Theo Bronkhorst, 55, a professional Zimbabwean hunter, has been charged with failing to prevent an illegal hunt. He is accused of luring the animal out of its sanctuary in Hwange National Park so that it could be killed by American dentist Walter Palmer.

Palmer shot Cecil with a bow and arrow, wounding the animal. The hunters allegedly pursued Cecil for two days before he was finally killed and beheaded. Palmer, who paid $50,000 for the hunt, claims that he was misled by his guides. Bronkhorst, who entered a not guilty plea on the illegal-hunting charge, said this week: “I do not feel I have done anything wrong.”

The anger spurred by Cecil’s death has highlighted outsize role wealthy American hunters play in the big business of trophy hunting worldwide.

As The Post’s Christopher Ingraham reported, Americans account for the majority of lions killed for sport in Africa. A 2011 report by the International Fund for Animal Welfare found that between 1999 and 2008, Americans brought home lion trophies representing 64 percent of all African lions killed for sport during that period.

And that number is rising: “Of these trophies, the number imported into the U.S. in 2008 was larger than any other year in the decade studied and more than twice the number in 1999,” the report found.

Still, bringing home lion trophies is not — at least according to American law — illegal.

For that reason, shipping companies including the United Parcel Service and FedEx have declined to jump on the shipping-ban bandwagon.

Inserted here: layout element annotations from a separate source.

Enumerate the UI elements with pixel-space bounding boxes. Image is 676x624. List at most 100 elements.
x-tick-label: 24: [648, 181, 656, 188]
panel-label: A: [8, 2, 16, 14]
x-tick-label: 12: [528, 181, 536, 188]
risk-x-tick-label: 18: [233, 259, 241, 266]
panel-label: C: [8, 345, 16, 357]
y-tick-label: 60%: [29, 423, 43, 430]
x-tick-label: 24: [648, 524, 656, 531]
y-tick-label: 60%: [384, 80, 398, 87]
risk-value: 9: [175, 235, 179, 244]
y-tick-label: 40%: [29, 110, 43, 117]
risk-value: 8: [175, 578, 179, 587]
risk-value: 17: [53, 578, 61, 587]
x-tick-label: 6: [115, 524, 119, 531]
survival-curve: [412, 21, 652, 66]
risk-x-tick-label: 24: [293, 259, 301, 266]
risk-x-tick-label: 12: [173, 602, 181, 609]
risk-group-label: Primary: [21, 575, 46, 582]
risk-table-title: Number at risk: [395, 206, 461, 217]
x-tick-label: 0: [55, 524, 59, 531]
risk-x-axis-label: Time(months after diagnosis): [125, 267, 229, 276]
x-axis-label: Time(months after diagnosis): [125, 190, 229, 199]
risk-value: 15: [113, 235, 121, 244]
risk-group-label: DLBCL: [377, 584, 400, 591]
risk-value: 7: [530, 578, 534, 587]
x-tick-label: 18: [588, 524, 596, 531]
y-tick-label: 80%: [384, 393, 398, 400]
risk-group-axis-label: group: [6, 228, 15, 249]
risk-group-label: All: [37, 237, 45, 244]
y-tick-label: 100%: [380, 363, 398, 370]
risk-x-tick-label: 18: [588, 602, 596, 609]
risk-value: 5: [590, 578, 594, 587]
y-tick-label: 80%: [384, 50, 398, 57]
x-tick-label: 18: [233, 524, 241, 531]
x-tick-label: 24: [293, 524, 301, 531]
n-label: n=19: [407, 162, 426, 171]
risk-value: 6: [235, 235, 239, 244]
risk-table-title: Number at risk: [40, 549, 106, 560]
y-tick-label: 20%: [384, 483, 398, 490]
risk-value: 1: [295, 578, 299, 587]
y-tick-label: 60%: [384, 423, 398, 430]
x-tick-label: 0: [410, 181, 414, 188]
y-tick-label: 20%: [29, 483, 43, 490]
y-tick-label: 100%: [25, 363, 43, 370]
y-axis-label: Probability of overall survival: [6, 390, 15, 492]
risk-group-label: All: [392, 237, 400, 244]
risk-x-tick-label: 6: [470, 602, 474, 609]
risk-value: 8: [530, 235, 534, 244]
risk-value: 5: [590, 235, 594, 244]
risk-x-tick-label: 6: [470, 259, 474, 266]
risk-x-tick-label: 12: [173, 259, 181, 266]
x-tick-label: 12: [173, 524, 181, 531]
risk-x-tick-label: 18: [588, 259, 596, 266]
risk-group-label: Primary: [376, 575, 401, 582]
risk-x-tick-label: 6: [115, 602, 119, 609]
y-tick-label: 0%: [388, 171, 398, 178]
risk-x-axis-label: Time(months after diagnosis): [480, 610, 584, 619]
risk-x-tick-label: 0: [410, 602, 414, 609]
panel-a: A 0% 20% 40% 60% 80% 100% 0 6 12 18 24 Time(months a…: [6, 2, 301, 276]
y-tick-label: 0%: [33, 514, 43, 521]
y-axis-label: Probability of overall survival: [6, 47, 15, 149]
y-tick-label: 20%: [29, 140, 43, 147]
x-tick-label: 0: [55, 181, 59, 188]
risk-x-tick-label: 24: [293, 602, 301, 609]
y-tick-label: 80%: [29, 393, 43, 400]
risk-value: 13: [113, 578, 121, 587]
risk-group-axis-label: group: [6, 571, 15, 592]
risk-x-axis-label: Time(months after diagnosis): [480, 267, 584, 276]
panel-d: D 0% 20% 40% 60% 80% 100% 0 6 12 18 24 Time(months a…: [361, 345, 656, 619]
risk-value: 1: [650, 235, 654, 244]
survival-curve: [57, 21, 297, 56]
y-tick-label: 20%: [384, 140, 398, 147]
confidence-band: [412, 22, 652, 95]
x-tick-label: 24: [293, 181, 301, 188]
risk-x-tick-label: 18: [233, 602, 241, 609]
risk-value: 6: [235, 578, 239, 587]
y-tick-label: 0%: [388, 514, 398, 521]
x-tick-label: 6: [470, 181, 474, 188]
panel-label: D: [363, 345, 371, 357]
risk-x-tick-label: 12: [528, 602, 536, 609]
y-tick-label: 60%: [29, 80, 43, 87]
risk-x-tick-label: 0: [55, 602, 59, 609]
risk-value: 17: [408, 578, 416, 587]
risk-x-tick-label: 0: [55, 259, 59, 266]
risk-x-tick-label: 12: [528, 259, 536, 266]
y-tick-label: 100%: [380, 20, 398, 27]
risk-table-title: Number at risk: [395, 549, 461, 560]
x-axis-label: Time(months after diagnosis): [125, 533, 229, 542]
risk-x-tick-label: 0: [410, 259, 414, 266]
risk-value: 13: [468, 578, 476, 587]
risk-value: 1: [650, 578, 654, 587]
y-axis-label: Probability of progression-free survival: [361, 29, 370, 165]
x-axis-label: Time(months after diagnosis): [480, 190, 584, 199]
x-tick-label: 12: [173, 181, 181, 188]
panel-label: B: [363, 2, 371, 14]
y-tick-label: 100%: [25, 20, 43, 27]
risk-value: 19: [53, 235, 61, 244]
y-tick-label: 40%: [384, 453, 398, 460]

Although FedEx doesn’t ship animal carcasses, the company “may accept legitimate shipments of parts for taxidermy purposes if they meet our shipping guidelines,” a spokesman said in an e-mail to The Post this week.

A UPS spokeswoman told The Post that the global shipping giant follows U.S. and international laws, not public opinion, in determining what it will and won’t ship.

Even among endangered species, such as the black rhino, so-called conservation hunting isn’t anathema.

In 2014, a Texas man paid an astounding $350,000 for a permit from the Namibia Ministry of Environment and Tourism to hunt one such rhino,sparking intense backlash and death threats. 

But the hunter, Corey Knowlton, said he was undeterred.

And in May, Knowlton bagged the aging rhino, which Namibian officials believed could no longer reproduce and was a threat to other fertile rhinos in the herd.

“I think people have a problem just with the fact that I like to hunt,” Knowlton told CNN. “I want to see the black rhino as abundant as it can be. I believe in the survival of the species.”

Of the hunt, he said: “I felt like from day one it was benefiting the black rhino, and I’ll feel like that until the day that I die.”